Copelowitz was one of eight children and helped to run the household.  “Although I always wanted to be a doctor,” she says, she ended up becoming a shorthand typist.

She attended Jewish Guild Elementary School and then Athlone Girls’ High. Her working career, however, was short-lived when she met and married a distant relative, Louis Copelowitz, who came to South Africa at the height of the Lithuanian and Polish immigration.

“We all gathered in my parents’ home, which was a meeting place for the immigrants. It was very hard for my husband initially as he had to learn English, but he found work in a furniture factory.” Later, he bought up lots of properties and made a good living.

The couple had four children – Stanley, Ethne, Ivan and Leone. Stanley and Ethne have since passed on.

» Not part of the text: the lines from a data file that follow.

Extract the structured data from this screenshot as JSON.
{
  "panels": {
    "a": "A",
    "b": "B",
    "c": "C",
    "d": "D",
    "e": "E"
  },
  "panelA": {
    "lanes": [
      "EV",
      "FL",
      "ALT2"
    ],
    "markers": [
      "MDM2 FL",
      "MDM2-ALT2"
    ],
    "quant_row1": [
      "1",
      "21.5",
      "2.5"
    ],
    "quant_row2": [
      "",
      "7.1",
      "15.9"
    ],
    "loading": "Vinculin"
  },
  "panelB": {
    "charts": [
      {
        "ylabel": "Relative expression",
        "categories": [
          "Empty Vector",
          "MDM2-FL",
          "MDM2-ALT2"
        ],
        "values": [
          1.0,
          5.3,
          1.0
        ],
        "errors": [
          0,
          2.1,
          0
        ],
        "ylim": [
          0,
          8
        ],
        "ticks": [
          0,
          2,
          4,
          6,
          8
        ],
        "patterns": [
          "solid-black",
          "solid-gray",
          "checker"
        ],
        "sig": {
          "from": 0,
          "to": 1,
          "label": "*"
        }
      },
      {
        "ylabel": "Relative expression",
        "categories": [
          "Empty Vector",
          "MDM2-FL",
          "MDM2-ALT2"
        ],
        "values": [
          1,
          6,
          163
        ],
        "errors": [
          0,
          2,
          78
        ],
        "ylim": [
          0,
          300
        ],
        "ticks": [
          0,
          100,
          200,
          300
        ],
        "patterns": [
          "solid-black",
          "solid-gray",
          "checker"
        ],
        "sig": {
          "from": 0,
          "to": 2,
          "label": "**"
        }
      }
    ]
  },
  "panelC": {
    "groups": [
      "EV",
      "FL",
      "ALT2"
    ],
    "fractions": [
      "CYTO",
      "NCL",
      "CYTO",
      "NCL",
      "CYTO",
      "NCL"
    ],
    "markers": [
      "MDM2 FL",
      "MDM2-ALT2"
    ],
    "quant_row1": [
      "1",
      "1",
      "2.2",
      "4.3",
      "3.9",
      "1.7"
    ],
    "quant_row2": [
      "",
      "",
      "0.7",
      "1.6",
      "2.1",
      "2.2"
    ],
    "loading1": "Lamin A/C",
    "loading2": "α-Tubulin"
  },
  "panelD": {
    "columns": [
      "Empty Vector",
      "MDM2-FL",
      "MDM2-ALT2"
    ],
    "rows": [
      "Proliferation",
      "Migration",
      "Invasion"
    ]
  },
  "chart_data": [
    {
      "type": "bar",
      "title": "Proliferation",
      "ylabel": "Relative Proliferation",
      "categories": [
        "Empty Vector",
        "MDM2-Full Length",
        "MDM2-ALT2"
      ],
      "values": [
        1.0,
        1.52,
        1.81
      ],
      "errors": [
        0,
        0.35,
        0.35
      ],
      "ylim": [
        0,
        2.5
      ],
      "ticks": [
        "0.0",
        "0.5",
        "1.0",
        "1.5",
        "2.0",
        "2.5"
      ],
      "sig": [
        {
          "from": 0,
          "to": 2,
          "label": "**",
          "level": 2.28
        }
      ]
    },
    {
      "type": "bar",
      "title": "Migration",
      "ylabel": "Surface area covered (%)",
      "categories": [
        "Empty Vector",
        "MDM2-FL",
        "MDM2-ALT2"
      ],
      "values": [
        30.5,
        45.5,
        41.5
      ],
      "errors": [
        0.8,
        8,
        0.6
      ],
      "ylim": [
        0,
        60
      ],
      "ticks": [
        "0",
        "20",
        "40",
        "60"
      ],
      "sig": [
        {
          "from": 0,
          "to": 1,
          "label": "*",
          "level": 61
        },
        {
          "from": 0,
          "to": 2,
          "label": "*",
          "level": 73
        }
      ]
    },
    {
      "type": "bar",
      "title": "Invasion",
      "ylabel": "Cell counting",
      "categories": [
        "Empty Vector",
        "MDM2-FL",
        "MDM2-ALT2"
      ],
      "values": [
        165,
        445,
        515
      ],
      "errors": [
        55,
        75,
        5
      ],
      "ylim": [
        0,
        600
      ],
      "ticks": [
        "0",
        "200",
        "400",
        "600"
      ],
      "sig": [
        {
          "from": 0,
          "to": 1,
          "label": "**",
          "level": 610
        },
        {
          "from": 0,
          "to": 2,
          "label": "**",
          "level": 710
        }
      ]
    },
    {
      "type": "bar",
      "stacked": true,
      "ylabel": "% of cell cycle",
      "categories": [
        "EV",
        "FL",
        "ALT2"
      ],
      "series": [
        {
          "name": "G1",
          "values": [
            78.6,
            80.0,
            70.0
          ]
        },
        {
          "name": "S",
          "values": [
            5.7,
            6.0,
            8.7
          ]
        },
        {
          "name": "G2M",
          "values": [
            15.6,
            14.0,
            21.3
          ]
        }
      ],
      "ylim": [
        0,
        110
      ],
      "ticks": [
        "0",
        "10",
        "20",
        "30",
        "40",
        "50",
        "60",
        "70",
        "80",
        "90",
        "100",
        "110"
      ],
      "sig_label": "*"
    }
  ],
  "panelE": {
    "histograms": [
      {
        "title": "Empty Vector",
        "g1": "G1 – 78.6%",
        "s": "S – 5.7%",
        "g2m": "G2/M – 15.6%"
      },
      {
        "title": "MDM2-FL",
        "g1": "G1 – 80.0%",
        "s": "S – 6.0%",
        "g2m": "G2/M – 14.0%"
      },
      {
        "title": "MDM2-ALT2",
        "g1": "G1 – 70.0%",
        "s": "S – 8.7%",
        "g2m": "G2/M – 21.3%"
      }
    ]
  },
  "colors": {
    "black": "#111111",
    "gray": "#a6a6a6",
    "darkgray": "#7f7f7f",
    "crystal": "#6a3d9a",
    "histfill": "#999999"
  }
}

In 1969 she and her husband were involved in a terrible car accident. He was killed and her legs were badly burnt. She took over the management of their properties and only sold them when she turned 95.

She played bowls until recently and only stopped driving in her nineties.

Rabbi Chaikin paid tribute to this stalwart of his congregation. “I wish her many more happy healthy years and naches from her children, grandchildren and great-grandchildren,” he said.